The National Commodities and Derivatives Exchange of India (NCDEX) has launched contracts in gold (1 kg) and silver (30 kg) with new specifications aiming at facilitating international arbitrage and improve the platform for genuine hedgers by ensuring deliveries.
 
The new contracts will operate as two bi-monthly contracts at a time, rather than the current system of three monthly contracts trading at a time.
 
The purity level of gold has also been changed to 995 instead of 9999 level and in the case of silver the purity level would remain the same at the 999 level.
 
"The contracts are designed to suit the actual trade taking place and is more in line with international markets. This is expected to increase the liquidity and the volumes in the bullion futures trade," said Shrikant Subbarayan, head of products, NCDEX.
 
The contracts would now expire on the seventh of every month. The exchange launched contracts expiring on December 7, 2004, and March 7, 2005, and will subsequently launch more contracts.
 
NCDEX is also introducing a delivery period for the contract, whereby before the first of every month the sellers without intention to deliver would roll over their positions to the subsequent available contract.
 
Subbarayan said margins on deliveries are also expected to be higher between 20 per cent and 25 per cent.
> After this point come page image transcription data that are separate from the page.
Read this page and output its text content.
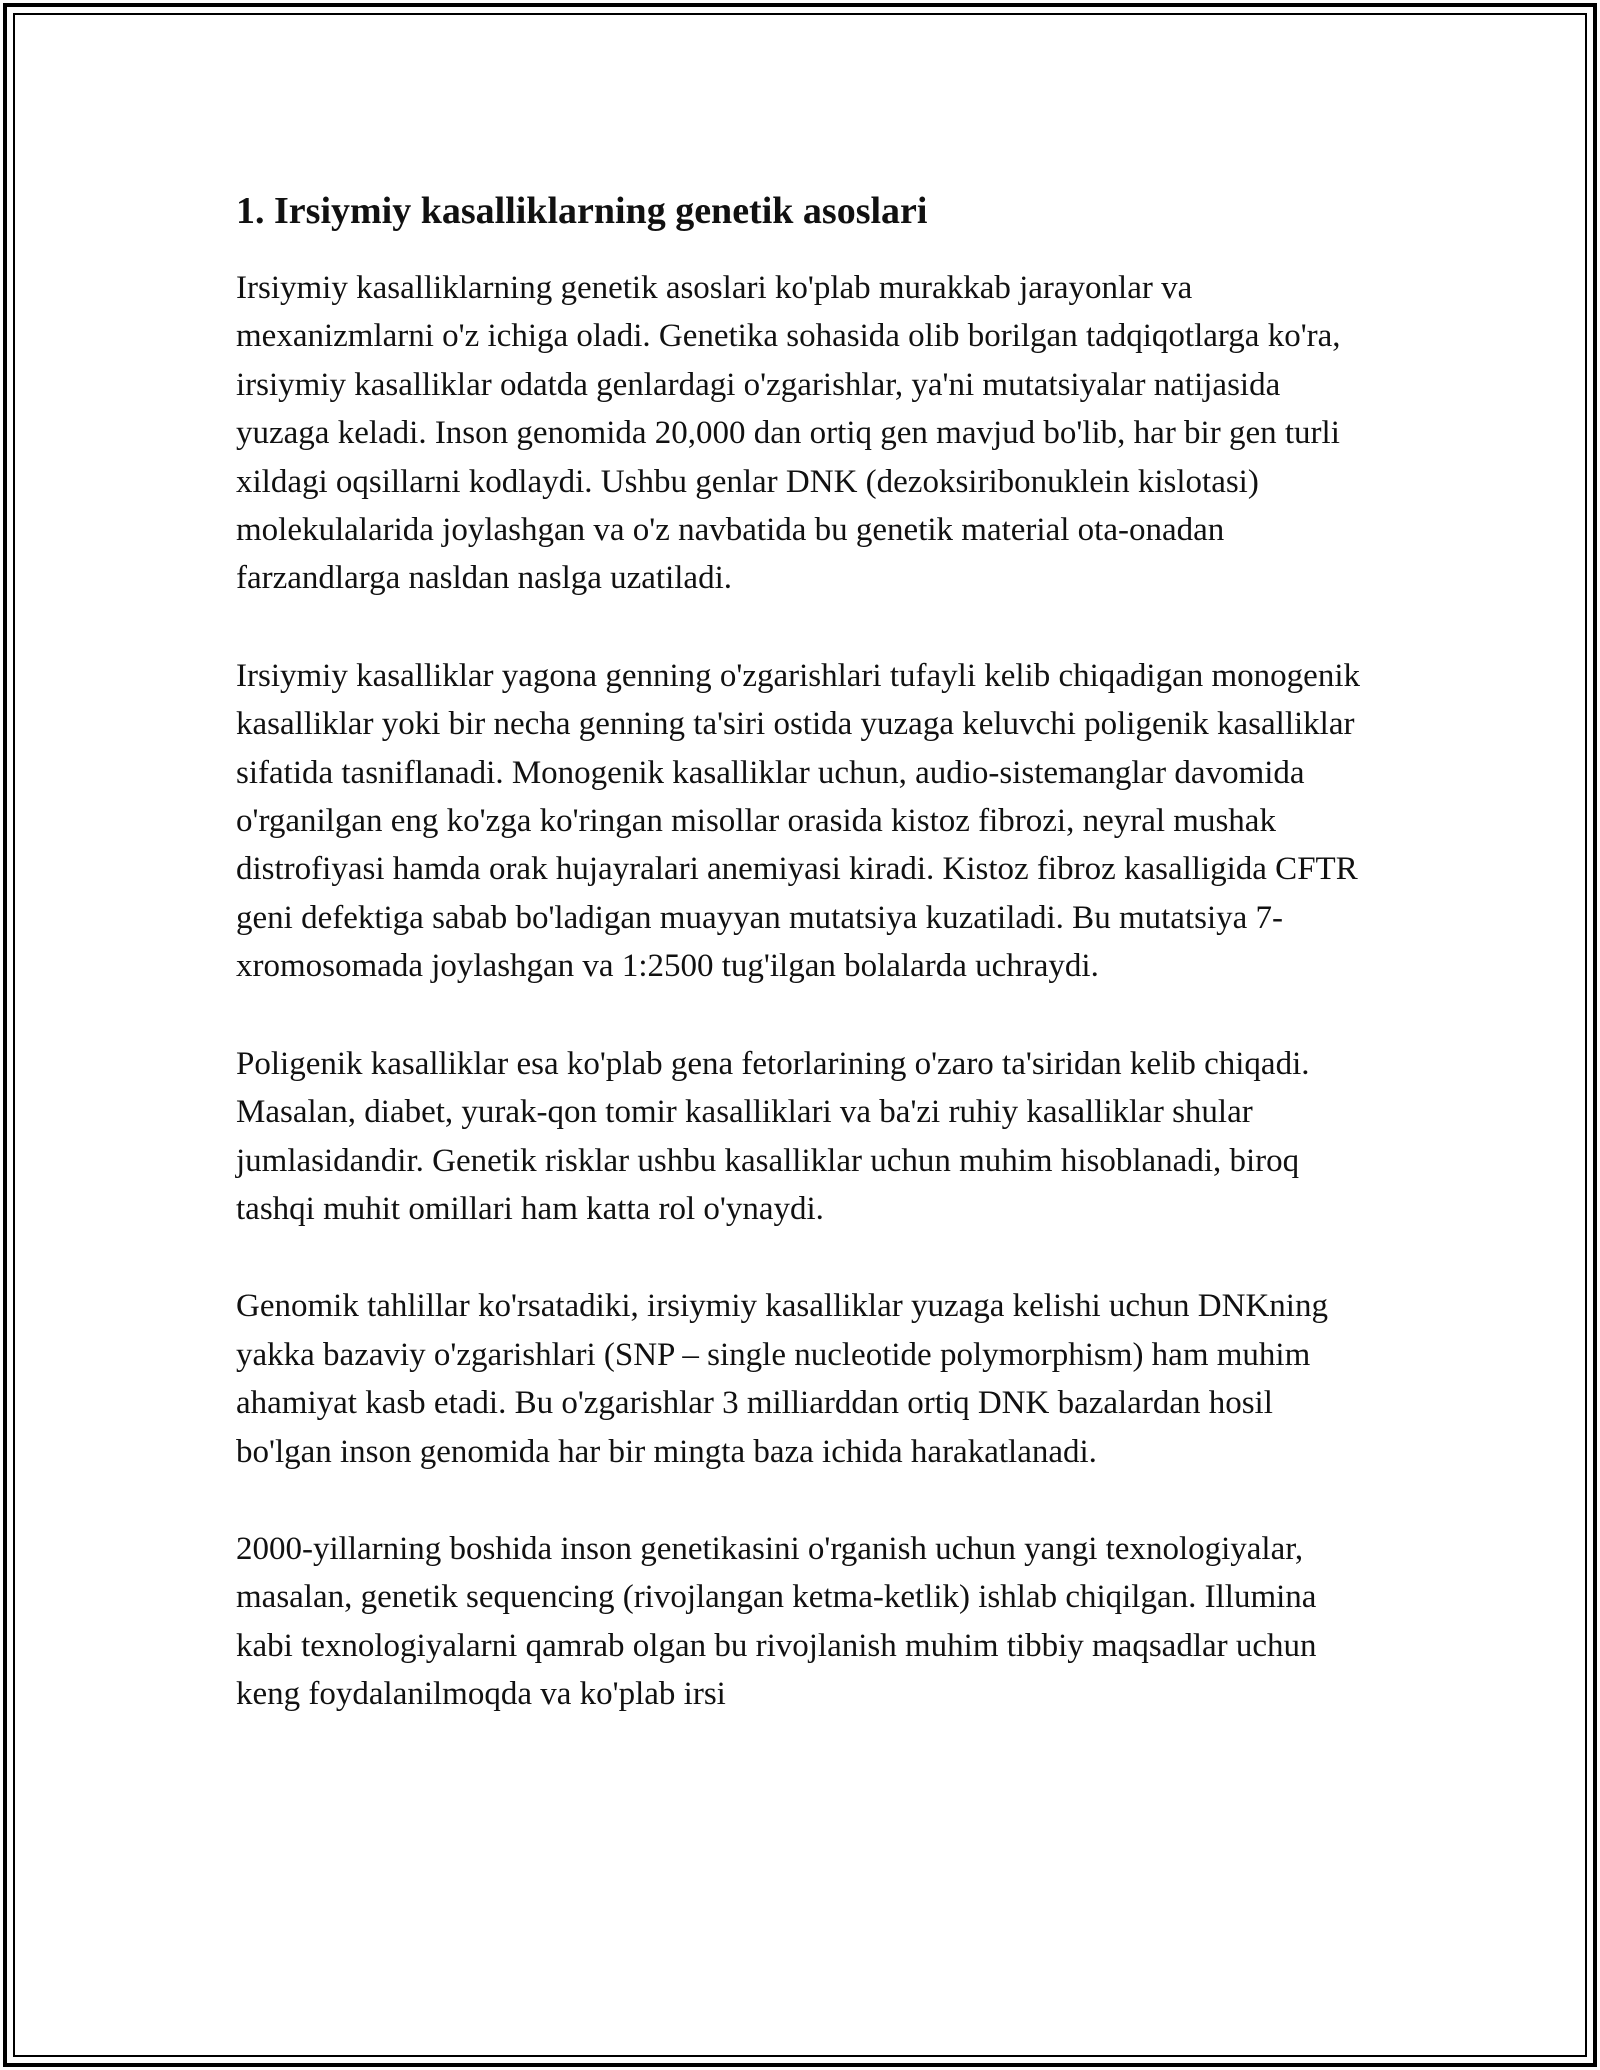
1. Irsiymiy kasalliklarning genetik asoslari

Irsiymiy kasalliklarning genetik asoslari ko'plab murakkab jarayonlar va mexanizmlarni o'z ichiga oladi. Genetika sohasida olib borilgan tadqiqotlarga ko'ra, irsiymiy kasalliklar odatda genlardagi o'zgarishlar, ya'ni mutatsiyalar natijasida yuzaga keladi. Inson genomida 20,000 dan ortiq gen mavjud bo'lib, har bir gen turli xildagi oqsillarni kodlaydi. Ushbu genlar DNK (dezoksiribonuklein kislotasi) molekulalarida joylashgan va o'z navbatida bu genetik material ota-onadan farzandlarga nasldan naslga uzatiladi.

Irsiymiy kasalliklar yagona genning o'zgarishlari tufayli kelib chiqadigan monogenik kasalliklar yoki bir necha genning ta'siri ostida yuzaga keluvchi poligenik kasalliklar sifatida tasniflanadi. Monogenik kasalliklar uchun, audio-sistemanglar davomida o'rganilgan eng ko'zga ko'ringan misollar orasida kistoz fibrozi, neyral mushak distrofiyasi hamda orak hujayralari anemiyasi kiradi. Kistoz fibroz kasalligida CFTR geni defektiga sabab bo'ladigan muayyan mutatsiya kuzatiladi. Bu mutatsiya 7-xromosomada joylashgan va 1:2500 tug'ilgan bolalarda uchraydi.

Poligenik kasalliklar esa ko'plab gena fetorlarining o'zaro ta'siridan kelib chiqadi. Masalan, diabet, yurak-qon tomir kasalliklari va ba'zi ruhiy kasalliklar shular jumlasidandir. Genetik risklar ushbu kasalliklar uchun muhim hisoblanadi, biroq tashqi muhit omillari ham katta rol o'ynaydi.

Genomik tahlillar ko'rsatadiki, irsiymiy kasalliklar yuzaga kelishi uchun DNKning yakka bazaviy o'zgarishlari (SNP – single nucleotide polymorphism) ham muhim ahamiyat kasb etadi. Bu o'zgarishlar 3 milliarddan ortiq DNK bazalardan hosil bo'lgan inson genomida har bir mingta baza ichida harakatlanadi.

2000-yillarning boshida inson genetikasini o'rganish uchun yangi texnologiyalar, masalan, genetik sequencing (rivojlangan ketma-ketlik) ishlab chiqilgan. Illumina kabi texnologiyalarni qamrab olgan bu rivojlanish muhim tibbiy maqsadlar uchun keng foydalanilmoqda va ko'plab irsi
In comparison the trading margins would be roughly 4 per cent to 5 per cent depending on the volatility. The margins would be approved by the relevant authority of the exchange.
 
Over and above this, the penalties on failure to deliver are also in place. The contracts offered in gold will be starting from December, and continue to February, April, June, August and October and the silver contracts will be for March, May, July, September and December.